I first bacame involved in missions in Thailand in 2001 under the Methodist Mission Society (MMS) of Singapore. Although I was only there for two months, those months were foundational in my development as a missionary. I was posted to the Rangsit Methodist Church where I assisted in the Boy's Brigade program, Sunday School, and ran Evangelistic English Classes. However, it was my posting at the Surisuksa Primary School teaching English to the students where my burden for long-term missions in Thailand began to take shape. It was here that I came across a 10 year old deaf girl, by the name of Yeen, who desired nothing more than to be simply accepted by her classmates. She was one of millions of disadvantaged children living in a society which has become so used to their presence, that one could pass 100 such children in the course of an average day and not even notice or remember a single one. You see them in the orphanages, abandoned by parents who are too poor to raise them, or who have died from of AIDS. You see them on the bridges crouching under the hot sun begging for money and for someone to notice them. You find them in the bars, strip joints, and brothels in Bangkok and Pattaya feeding the lust of foreigners. Every now and then a person is awoken to their plight and feels the burden to do something about it. Fortunately Yeen's teacher was one of these people who gave me the idea of raising some money to fit Yeen with a hearing aid. It was during these pioneering months that I also came to meet Satit and his wife, who later joined me in the Surin Foundation. At that time they were both employed by the Rangsit Methodist church, and because of Satit's fluency in English he was put in charge of overseeing my placement with the church.

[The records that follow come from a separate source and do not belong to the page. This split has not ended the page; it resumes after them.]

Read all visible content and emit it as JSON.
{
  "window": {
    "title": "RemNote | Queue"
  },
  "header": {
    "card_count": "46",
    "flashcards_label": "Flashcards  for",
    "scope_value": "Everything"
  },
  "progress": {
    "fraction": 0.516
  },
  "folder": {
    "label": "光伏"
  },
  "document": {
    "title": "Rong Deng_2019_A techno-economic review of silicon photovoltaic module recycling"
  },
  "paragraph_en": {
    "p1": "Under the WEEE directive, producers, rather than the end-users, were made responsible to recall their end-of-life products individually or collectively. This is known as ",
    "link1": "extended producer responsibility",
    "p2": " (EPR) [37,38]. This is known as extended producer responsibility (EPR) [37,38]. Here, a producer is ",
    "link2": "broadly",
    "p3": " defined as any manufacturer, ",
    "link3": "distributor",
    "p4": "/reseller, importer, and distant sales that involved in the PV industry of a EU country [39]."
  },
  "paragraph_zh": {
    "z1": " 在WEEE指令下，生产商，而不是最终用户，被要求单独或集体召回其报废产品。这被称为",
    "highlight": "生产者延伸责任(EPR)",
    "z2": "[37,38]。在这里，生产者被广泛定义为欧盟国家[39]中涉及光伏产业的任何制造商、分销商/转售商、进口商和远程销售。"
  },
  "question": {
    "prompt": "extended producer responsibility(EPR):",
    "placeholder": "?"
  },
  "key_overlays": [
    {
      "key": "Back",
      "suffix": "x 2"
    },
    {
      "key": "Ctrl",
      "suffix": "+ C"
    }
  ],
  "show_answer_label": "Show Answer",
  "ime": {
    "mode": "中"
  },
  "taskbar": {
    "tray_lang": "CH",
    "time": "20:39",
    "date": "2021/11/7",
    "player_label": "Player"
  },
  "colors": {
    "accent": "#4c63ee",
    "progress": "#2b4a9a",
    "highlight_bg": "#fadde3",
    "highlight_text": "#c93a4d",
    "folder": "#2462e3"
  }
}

After those incredible two months, I had a great burden to equip myself with theological education and so I returned to Australia to commence my studies at the Bible College of Victoria. However upon returning I felt that a huge part of my life had been left in Thailand; a part that wanted to do something about the millions of people in that country that did not personally know the love of God and His Word. In fact my burden was so great that within four months of returning to Australia, I had convinced my home church (Sth Camberwell Uniting Church), to allow me to lead a short term missions team to Thailand. The team of eight shared some of our most moving moments of our lives ministering to the Sirisuksa School and the members of the Rangsit Methodist Church. One team member told me 'before coming on this trip, everything you told me about your burden for Thai children was detached and abstract for me, but now I also share your burden and it is so real to me.'

As my relationship with Satit began to deepen he shared with me his passion to reach out to his wife's home town in Surin. Our first trip to Surin together was in January 2003 with a mission team from the Sth Camberwell Uniting Church. I have often shared with others (in a humourous way) how that first trip was almost my last. After completing an exhausting 3 days of school teaching, concluding with an evangelistic rally, I had retired to the toilet to 'finish' the day. As I squatted over the 'hole' in the ground in the total darkness of the enclosed shed, using one hand to swipe the mosquitoes from landing on my backside, and the other to hold a torch so I could keep an eye on the invading cockroaches, and furthermore biting a role of toilet paper between my teeth to keep it from dropping onto the muddy floor I told myself that I would never return here again. Before I even finished my 'business', the Lord had already won me over, and I realized that if we did not come back these people may never hear of God's Word and God's love.

I returned to Surin with Satit's family in July 2003 and again April 2004. At that time we began to see a need for greater funding and resources if we were to really make a difference. And so during the trip of April 2004, we came up with the concept of the Surin Foundation. It would be a not-for-profit, interdenominational Christian organization to raise funds and manage resources with the objective of Sharing God's Word and love to the people of Thailand. It took us another 18 months, two more mission trips (December 2004, May 2005), and numerous meetings between the board members (James Choi, Peter Poon, Aileen Ibuki and myself) to finalize the constitution, values, vision and objectives and legally register the foundation. And thus the Surin Foundation was launched in October 2005 with the motto: 'Sharing God's Word and love to Thailand through empowering people and creating opportunity'. I was appointed the Director of the Australian branch, and Satit was granted the role of field director in Thailand. We supported our first short-term missionaries (Michelle Wong and Anni Li) to Surin in November 2005. Apart from their work in Surin, they were also involved in the first survey team to Phrao, where a new ministry base would later be formed. Following this in 2006 we began a sponsorship program to support disadvantaged children in Thailand. The program worked by assigning children from poor families to the support of regular sponsors based in Australia, who assisted with their education needs and covered for after-school development programs run by the Foundation.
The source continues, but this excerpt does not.